US Cuts Oil Imports for the First Time Since 1977
Posted on: May 20th, 2008 | By Contrarian Profits | Filed under Featured, Financial News
Although the reduction in oil demand growth is partly because of slower economic growth and a projected 1m-barrel-a-day rise in output from the US’s Gulf of Mexico oil fields by 2012, experts also believe that legislation will accelerate the trend. The EIA [Energy Information Administration] expects the energy act to help boost biofuel production from 8bn gallons this year to at least 32bn by 2030, while prompting a 40 per cent efficiency improvement in new cars from 2020.
Congress’s efficiency mandates – the first since those passed in the wake of the energy crisis of the 1970s – have already pushed carmakers to turn their attention to building more efficient diesel cars, and increasing the proportion of diesel cars in the US from 1 per cent to 15 per cent by 2030.
Despite the US reduction of oil imports, Kevin Kerr of Whiskey and Gunpowder says the price of oil is unlikely to decrease.

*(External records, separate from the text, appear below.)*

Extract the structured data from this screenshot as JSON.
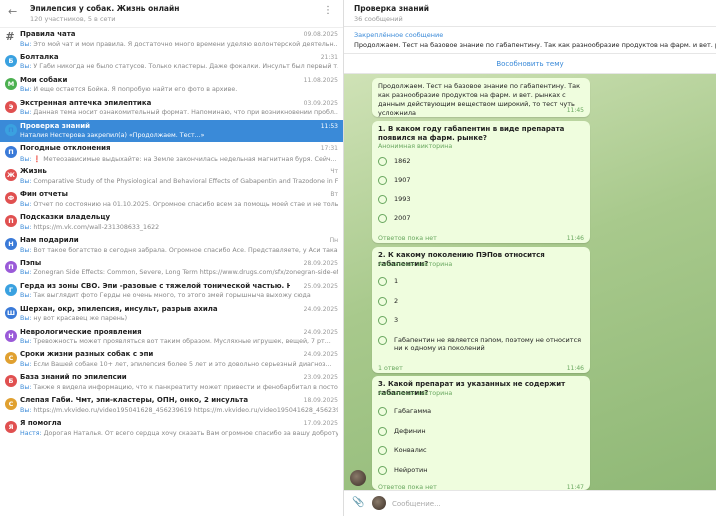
{
  "group": {
    "title": "Эпилепсия у собак. Жизнь онлайн",
    "subtitle": "120 участников, 5 в сети"
  },
  "topics": [
    {
      "icon": "#",
      "color": "",
      "title": "Правила чата",
      "time": "09.08.2025",
      "you": "Вы:",
      "preview": " Это мой чат и мои правила. Я достаточно много времени уделяю волонтерской деятельн..."
    },
    {
      "icon": "Б",
      "color": "#3aa1e0",
      "title": "Болталка",
      "time": "21:31",
      "you": "Вы:",
      "preview": " У Габи никогда не было статусов. Только кластеры. Даже фокалки. Инсульт был первый т..."
    },
    {
      "icon": "М",
      "color": "#4cb050",
      "title": "Мои собаки",
      "time": "11.08.2025",
      "you": "Вы:",
      "preview": " И еще остается Бойка. Я попробую найти его фото в архиве."
    },
    {
      "icon": "Э",
      "color": "#e05050",
      "title": "Экстренная аптечка эпилептика",
      "time": "03.09.2025",
      "you": "Вы:",
      "preview": " Данная тема носит ознакомительный формат. Напоминаю, что при возникновении пробл..."
    },
    {
      "icon": "П",
      "color": "#3aa1e0",
      "title": "Проверка знаний",
      "time": "11:53",
      "you": "",
      "preview": "Наталия Нестерова закрепил(а) «Продолжаем. Тест...»"
    },
    {
      "icon": "П",
      "color": "#3a7ad8",
      "title": "Погодные отклонения",
      "time": "17:31",
      "you": "Вы:",
      "preview": " ❗ Метеозависимые выдыхайте: на Земле закончилась недельная магнитная буря. Сейч..."
    },
    {
      "icon": "Ж",
      "color": "#e05050",
      "title": "Жизнь",
      "time": "Чт",
      "you": "Вы:",
      "preview": " Comparative Study of the Physiological and Behavioral Effects of Gabapentin and Trazodone in Frac..."
    },
    {
      "icon": "Ф",
      "color": "#e05050",
      "title": "Фин отчеты",
      "time": "Вт",
      "you": "Вы:",
      "preview": " Отчет по состоянию на 01.10.2025. Огромное спасибо всем за помощь моей стае и не толь..."
    },
    {
      "icon": "П",
      "color": "#e05050",
      "title": "Подсказки владельцу",
      "time": "",
      "you": "Вы:",
      "preview": " https://m.vk.com/wall-231308633_1622"
    },
    {
      "icon": "Н",
      "color": "#3a7ad8",
      "title": "Нам подарили",
      "time": "Пн",
      "you": "Вы:",
      "preview": " Вот такое богатство в сегодня забрала. Огромное спасибо Асе. Представляете, у Аси така..."
    },
    {
      "icon": "П",
      "color": "#9a5ad8",
      "title": "Пэпы",
      "time": "28.09.2025",
      "you": "Вы:",
      "preview": " Zonegran Side Effects: Common, Severe, Long Term https://www.drugs.com/sfx/zonegran-side-effect..."
    },
    {
      "icon": "Г",
      "color": "#3aa1e0",
      "title": "Герда из зоны СВО. Эпи -разовые с тяжелой тонической частью. Неврологическ...",
      "time": "25.09.2025",
      "you": "Вы:",
      "preview": " Так выглядит фото Герды не очень много, то этого змей горышныча выхожу сюда"
    },
    {
      "icon": "Ш",
      "color": "#3a7ad8",
      "title": "Шерхан, окр, эпилепсия, инсульт, разрыв ахила",
      "time": "24.09.2025",
      "you": "Вы:",
      "preview": " ну вот красавец же парень)"
    },
    {
      "icon": "Н",
      "color": "#9a5ad8",
      "title": "Неврологические проявления",
      "time": "24.09.2025",
      "you": "Вы:",
      "preview": " Тревожность может проявляться вот таким образом. Мусляхные игрушек, вещей, 7 рт..."
    },
    {
      "icon": "С",
      "color": "#e0a030",
      "title": "Сроки жизни разных собак с эпи",
      "time": "24.09.2025",
      "you": "Вы:",
      "preview": " Если Вашей собаке 10+ лет, эпилепсия более 5 лет и это довольно серьезный диагноз..."
    },
    {
      "icon": "Б",
      "color": "#e05050",
      "title": "База знаний по эпилепсии",
      "time": "23.09.2025",
      "you": "Вы:",
      "preview": " Также я видела информацию, что к панкреатиту может привести и фенобарбитал в постоянно..."
    },
    {
      "icon": "С",
      "color": "#e0a030",
      "title": "Слепая Габи. Чмт, эпи-кластеры, ОПН, онко, 2 инсульта",
      "time": "18.09.2025",
      "you": "Вы:",
      "preview": " https://m.vkvideo.ru/video195041628_456239619 https://m.vkvideo.ru/video195041628_456239607"
    },
    {
      "icon": "Я",
      "color": "#e05050",
      "title": "Я помогла",
      "time": "17.09.2025",
      "you": "Настя:",
      "preview": " Дорогая Наталья. От всего сердца хочу сказать Вам огромное спасибо за вашу доброту..."
    }
  ],
  "chat": {
    "title": "Проверка знаний",
    "subtitle": "36 сообщений",
    "pinned_label": "Закреплённое сообщение",
    "pinned_text": "Продолжаем. Тест на базовое знание по габапентину. Так как разнообразие продуктов на фарм. и вет. рынках с д",
    "topic_link": "Вособновить тему",
    "intro": {
      "text": "Продолжаем. Тест на базовое знание по габапентину. Так как разнообразие продуктов на фарм. и вет. рынках с данным действующим веществом широкий, то тест чуть усложнила",
      "time": "11:45"
    },
    "polls": [
      {
        "question": "1. В каком году габапентин в виде препарата появился на фарм. рынке?",
        "anon": "Анонимная викторина",
        "options": [
          "1862",
          "1907",
          "1993",
          "2007"
        ],
        "footer": "Ответов пока нет",
        "time": "11:46"
      },
      {
        "question": "2. К какому поколению ПЭПов относится габапентин?",
        "anon": "Анонимная викторина",
        "options": [
          "1",
          "2",
          "3",
          "Габапентин не является пэпом, поэтому не относится ни к одному из поколений"
        ],
        "footer": "1 ответ",
        "time": "11:46"
      },
      {
        "question": "3. Какой препарат из указанных не содержит габапентин?",
        "anon": "Анонимная викторина",
        "options": [
          "Габагамма",
          "Дефинин",
          "Конвалис",
          "Нейротин"
        ],
        "footer": "Ответов пока нет",
        "time": "11:47"
      }
    ],
    "composer_placeholder": "Сообщение..."
  }
}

“According to the most recent data from the U.S. Energy Information Administration, oil demand for countries in the Organization for Economic Cooperation and Development — which includes developed nations like Japan, Germany and the United States — has gone up 14% since 1980. Oil demand for the rest of the world, however, has skyrocketed 43%. That’s more than three times as fast!’
Bill Bonner at The Daily Reckoning says, ‘Ten years ago, China imported 165 million barrels of oil per year. Today, the total is more than 1 billion. Wonder why the price of oil hit a new high last week — above $126 a barrel? Well, China is a big part of the answer.’
Oil futures prices passed $129 a barrel and look set to head for $130 today on the New York Mercantile Exchange.